The advancement of such automation may improve efficiency and reproducibility in life-science research while optimizing the allocation of human resources, including researchers. Automation of life-science experiments using robots and computers is gaining attention across the globe in various fields.
The employment of large, multipurpose robots or specialized equipment, however, has caused issues with the execution of automated tests, including a rise in the number of instruments and the challenge of installing new equipment in conventional laboratories.
Additionally, there aren’t many examples of automated life science investigations that make use of cheap, simple-to-install robots. To promote and accelerate the adoption of laboratory automation, the capabilities and applications of such robots must be increased.
This study developed an automated spot assay system for budding yeast (Saccharomyces cerevisiae), a model eukaryotic organism, using a liquid-dispensing robot that performed simple functions.
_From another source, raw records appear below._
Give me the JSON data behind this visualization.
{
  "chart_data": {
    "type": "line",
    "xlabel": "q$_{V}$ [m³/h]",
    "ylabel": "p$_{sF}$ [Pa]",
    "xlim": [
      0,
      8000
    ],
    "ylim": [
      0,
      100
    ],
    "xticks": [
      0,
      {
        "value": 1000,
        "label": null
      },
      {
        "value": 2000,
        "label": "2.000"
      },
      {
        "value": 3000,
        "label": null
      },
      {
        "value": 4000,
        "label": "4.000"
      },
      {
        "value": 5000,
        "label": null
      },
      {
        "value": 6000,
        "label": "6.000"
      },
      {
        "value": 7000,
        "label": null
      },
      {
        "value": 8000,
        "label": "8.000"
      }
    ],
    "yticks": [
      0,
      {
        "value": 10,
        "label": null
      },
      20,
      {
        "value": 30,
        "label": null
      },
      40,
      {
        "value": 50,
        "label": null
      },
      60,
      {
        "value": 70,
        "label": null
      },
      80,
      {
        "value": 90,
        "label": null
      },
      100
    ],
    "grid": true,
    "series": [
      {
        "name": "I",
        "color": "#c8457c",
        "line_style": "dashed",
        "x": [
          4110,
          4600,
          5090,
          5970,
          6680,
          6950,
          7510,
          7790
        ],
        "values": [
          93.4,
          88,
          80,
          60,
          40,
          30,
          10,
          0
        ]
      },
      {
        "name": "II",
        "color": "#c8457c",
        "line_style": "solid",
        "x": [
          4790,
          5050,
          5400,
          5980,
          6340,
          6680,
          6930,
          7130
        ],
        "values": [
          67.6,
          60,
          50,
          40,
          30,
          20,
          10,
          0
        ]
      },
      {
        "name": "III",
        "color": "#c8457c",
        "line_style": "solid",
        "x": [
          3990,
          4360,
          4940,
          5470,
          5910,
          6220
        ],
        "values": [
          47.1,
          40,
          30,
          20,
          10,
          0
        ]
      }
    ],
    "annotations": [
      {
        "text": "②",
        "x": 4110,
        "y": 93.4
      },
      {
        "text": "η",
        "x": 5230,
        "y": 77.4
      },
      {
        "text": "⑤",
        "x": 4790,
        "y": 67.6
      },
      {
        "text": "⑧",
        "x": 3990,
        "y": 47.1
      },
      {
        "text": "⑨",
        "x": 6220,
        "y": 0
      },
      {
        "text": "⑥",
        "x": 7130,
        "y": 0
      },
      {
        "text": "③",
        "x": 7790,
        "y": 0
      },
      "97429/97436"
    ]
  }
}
Spot assays are tests to determine how differently yeast can grow on agar media and are frequently used in genetics and toxicology. However, up to now, only expensive techniques, such deploying big robots and specialized machinery, have made automation viable.
The University of Tsukuba research team has created a new technique for automatically adjusting differences in the height of agar media as well as a system for automatically monitoring and measuring yeast growth.
Based on this, a flatbed scanner and a liquid-dispensing robot might be attached to create an automated system for spot tests. The accuracy of the automated spot assay experiments was comparable to that of the manual trials, according to quantitative comparisons between automated experiments carried out by the designed robotic system and manual experiments carried out by humans.
The paper is published in the journal SLAS Technology.
The accomplishments of this research are anticipated to make it easier for a variety of researchers to implement automated experiments. The new approach will also provide the technical underpinnings for the automation of larger-scale yeast research and AI-driven investigations.